I have a Snakemake pipeline where I get my input/output paths for my file folders from a json file and use the expand function to obtain the paths.
import json
with open('config.json', 'r') as f:
config = json.load(f)
wildcard = ["1234", "5678"]
rule them_all:
input:
expand('config["data_input"]/data_{wc}.tab', wc = wildcard)
output:
expand('config["data_output"]/output_{wc}.rda', wc = wildcard)
shell:
"Rscript ./my_script.R"
My config.json
is
{
"data_input": "/very/long/path",
"data_output": "/slightly/different/long/path"
}
While trying to make a dry run, though, I get the following error:
$ snakemake -np
Building DAG of jobs...
MissingInputException in line 12 of /path/to/Snakefile:
Missing input files for rule them_all:
config["data_input"]/data_1234.tab
config["data_input"]/data_5678.tab
The files are there and their path is /very/long/path/data_1234.tab
.
This is probably a low-hanging fruit, but what am I doing wrong in the syntax for the expansion?

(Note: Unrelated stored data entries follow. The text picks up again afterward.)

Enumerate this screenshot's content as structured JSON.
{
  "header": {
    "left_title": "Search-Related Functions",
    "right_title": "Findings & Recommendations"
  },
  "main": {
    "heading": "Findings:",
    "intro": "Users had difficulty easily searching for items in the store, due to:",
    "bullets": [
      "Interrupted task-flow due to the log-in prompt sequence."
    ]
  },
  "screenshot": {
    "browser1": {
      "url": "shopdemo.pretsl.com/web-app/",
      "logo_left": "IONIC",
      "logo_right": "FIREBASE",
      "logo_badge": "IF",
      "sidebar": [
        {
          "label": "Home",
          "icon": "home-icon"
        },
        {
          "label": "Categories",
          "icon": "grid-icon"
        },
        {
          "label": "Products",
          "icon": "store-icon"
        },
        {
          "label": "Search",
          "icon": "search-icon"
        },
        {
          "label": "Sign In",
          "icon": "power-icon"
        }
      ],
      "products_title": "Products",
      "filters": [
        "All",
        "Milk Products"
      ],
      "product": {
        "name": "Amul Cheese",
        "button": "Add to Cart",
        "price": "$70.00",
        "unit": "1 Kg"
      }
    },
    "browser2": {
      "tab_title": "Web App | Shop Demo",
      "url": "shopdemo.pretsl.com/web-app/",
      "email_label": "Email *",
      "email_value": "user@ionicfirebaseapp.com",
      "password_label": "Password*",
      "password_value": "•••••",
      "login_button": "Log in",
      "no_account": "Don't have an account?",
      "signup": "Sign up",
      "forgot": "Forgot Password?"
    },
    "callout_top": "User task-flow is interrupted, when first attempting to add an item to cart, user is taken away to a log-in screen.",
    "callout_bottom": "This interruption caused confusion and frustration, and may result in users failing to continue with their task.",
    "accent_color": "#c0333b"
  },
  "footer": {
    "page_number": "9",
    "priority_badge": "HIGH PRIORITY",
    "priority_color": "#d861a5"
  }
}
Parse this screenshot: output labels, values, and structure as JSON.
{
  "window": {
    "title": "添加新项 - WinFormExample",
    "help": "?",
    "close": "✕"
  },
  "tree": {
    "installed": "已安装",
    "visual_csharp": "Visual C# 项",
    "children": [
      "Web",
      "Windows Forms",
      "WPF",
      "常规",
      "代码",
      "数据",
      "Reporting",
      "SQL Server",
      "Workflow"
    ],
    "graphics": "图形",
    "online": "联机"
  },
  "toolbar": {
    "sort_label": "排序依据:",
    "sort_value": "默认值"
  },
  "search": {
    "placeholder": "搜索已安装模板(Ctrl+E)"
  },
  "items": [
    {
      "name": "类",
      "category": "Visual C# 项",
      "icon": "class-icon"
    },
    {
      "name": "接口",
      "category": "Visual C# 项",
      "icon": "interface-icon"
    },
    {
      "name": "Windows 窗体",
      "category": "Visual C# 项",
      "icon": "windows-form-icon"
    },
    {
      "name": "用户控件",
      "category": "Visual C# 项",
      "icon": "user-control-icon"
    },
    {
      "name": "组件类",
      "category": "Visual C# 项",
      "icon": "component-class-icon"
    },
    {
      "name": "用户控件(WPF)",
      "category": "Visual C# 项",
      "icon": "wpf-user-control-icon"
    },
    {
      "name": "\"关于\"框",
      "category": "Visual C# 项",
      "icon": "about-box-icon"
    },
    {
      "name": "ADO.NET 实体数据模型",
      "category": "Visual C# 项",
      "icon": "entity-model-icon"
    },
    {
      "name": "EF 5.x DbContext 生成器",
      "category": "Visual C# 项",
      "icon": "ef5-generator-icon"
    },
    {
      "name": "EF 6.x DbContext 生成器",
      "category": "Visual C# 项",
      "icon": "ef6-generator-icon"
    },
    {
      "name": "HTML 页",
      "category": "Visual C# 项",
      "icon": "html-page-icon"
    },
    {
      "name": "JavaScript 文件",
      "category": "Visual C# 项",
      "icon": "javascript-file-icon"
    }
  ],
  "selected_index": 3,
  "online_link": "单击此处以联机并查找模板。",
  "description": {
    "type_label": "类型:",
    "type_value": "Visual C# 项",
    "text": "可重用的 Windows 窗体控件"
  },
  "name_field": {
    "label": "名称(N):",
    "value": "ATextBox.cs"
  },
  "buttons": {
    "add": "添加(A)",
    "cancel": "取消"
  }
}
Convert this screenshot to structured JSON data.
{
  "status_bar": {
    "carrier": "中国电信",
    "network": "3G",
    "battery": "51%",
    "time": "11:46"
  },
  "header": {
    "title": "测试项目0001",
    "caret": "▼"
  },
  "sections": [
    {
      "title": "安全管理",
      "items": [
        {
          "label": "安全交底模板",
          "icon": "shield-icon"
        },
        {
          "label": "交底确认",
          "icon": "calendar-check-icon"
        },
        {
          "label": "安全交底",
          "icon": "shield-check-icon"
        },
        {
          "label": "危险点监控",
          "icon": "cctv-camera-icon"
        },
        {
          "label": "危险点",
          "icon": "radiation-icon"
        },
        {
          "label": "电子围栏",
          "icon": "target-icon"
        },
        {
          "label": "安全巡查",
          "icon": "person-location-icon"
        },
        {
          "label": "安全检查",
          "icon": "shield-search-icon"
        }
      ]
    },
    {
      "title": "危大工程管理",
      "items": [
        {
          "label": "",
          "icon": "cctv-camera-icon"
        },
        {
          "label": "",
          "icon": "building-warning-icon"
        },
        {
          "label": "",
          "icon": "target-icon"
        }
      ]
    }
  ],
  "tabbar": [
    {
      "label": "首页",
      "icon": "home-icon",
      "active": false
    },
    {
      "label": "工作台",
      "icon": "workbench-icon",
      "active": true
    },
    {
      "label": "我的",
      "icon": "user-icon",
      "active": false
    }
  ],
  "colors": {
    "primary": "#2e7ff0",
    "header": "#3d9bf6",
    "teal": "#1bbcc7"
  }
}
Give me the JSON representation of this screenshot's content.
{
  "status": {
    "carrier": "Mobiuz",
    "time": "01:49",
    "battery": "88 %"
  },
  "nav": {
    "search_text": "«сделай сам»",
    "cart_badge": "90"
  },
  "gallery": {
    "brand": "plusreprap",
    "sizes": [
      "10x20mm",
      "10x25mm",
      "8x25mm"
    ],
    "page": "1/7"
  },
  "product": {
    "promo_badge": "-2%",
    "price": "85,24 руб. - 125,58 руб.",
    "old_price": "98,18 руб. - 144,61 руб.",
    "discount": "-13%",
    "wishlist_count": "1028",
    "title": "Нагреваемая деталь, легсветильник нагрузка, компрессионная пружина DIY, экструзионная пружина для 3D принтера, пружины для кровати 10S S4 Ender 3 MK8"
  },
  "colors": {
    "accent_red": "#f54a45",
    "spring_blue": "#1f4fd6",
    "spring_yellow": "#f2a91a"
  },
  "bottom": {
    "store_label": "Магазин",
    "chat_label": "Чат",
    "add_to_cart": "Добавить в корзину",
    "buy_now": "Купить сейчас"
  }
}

Or is it the way I call the json file?
expand()
does not interpret access to dictionaries for its first argument while expanding the path with quotation marks, so this operation with expand()
has to be done in a wildcard.
The correct syntax, in this case, would be e.g.
expand('{input_folder}/data_{wc}.tab', wc = wildcard, input_folder = config["data_input"])